Die Herren der Schöpfung hatten weisungsgemäß eingekauft und so konnte der erste Punkt der Liste der Lieblingsgerichte zu Mittag abgehakt werden. Rehkeule mit Rosenkohl, Kartoffeln und Sauce. Mit vollen Mägen und einem satten Lächeln auf den Lippen betteten sich die Jungs zum wohlverdienten Mittagsschlaf, wollten wir doch am Abend endlich gemeinsam ins Revier und das dort gesichtete und gefährtete Rotwild belauern.

Ausgeschlafen ging es am späten Nachmittag mit einem fröhlichen Lied auf den Lippen los in den Wald, die Freigabe wurde besprochen, die Sitze vergeben und besetzt. Zur Freigabe - die all das umfasste, was das Jagdrecht zu dieser Jahreszeit erlaubte - kam also für mich, vollkommen überraschend, auch noch Rotspießer und Schmaltier hinzu. Klar hatte ich mich zu Hause belesen und auch nochmals genau nachgefragt, aber so richtig sicher ist man sich ja nie - ich jedenfalls nicht. Dann auch noch in einem ganz fremden Revier mit bleifreier Munition - alles in Allem ziemlich viele Premieren für mich. Aber nun, wer nicht wagt, der nicht gewinnt und ich war ja nicht nur zum Anschauen von Wild gekommen. Der Sitz war vielversprechend an einem Krähenfuß gelegen. Die Vögel zwitscherten, die Luft war frühlingshaft lau und ich war frohen Mutes. Natürlich passierte nichts. Vögel, viele Vögel und noch mehr Vögel, ich will das Eichhörnchen nicht unterschlagen und auch nicht den kleinen Hasen. Ich gehe mittlerweile davon aus, dass ich in meinem ersten Leben entweder Ornithologe oder selbst ein Vogel gewesen sein muss, so sehr wie diese gefiederten Freunde mich mit Ihrer Anwesenheit beehrten. Doch wie lautet noch einer dieser vielen weisen Jägersprüche: Hat der Jäger nicht geschossen, hat er die gute Luft genossen.

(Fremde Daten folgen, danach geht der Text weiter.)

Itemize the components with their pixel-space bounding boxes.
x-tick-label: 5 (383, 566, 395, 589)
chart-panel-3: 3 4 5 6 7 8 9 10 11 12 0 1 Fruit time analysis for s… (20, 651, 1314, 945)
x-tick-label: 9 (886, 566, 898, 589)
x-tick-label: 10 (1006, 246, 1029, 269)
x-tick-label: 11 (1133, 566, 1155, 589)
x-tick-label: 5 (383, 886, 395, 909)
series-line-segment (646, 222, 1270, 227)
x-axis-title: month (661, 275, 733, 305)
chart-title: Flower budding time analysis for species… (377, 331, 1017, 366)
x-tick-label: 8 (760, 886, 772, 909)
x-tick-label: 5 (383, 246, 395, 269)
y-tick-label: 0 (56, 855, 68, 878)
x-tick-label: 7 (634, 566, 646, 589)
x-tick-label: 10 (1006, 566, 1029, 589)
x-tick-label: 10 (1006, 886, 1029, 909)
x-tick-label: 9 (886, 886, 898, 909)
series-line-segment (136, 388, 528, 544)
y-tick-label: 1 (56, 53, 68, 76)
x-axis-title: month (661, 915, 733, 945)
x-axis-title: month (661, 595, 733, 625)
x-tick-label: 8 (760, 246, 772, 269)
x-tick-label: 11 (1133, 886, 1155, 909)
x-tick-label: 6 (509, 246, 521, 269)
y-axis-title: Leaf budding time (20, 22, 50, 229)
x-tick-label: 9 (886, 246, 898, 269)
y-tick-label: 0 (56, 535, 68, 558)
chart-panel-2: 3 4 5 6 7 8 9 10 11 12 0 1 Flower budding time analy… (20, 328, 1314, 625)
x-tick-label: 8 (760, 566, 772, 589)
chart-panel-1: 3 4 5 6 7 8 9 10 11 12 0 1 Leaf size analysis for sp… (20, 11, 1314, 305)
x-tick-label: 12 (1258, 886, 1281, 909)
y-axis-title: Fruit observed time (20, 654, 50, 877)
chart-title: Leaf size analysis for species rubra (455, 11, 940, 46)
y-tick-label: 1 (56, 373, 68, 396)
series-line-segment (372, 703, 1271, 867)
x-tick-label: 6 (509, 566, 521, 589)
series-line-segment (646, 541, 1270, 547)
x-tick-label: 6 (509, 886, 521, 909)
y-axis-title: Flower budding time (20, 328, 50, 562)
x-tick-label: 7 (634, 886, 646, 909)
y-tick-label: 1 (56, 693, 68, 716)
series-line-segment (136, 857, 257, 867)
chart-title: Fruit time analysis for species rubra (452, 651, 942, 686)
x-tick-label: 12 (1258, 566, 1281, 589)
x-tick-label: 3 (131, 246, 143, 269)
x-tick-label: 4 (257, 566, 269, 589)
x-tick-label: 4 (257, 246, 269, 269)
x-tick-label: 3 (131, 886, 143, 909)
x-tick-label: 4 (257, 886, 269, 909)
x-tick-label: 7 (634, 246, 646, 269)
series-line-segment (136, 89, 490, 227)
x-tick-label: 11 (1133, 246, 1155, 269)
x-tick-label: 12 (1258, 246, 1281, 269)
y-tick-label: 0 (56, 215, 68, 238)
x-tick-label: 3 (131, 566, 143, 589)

Der männliche Teil der kleinen Jagdgruppe war erfolgreicher gewesen und so lag am Abend ein Jährling und ein Schmalreh auf der Strecke. Flugs wurden die Stücke an der Wildkammer versorgt und verblasen und nach einem alkoholfreien Bier fuhren wir zurück in unsere Wohnung. Die Nacht war kurz. Wir verbrachten den ersten Abend mit dem Erzählen von Jägerlatein und damit, uns besser kennenzulernen. Bei einem Altersunterschied von 20 und mehr Jahren, für mich immer wieder sehr spannend.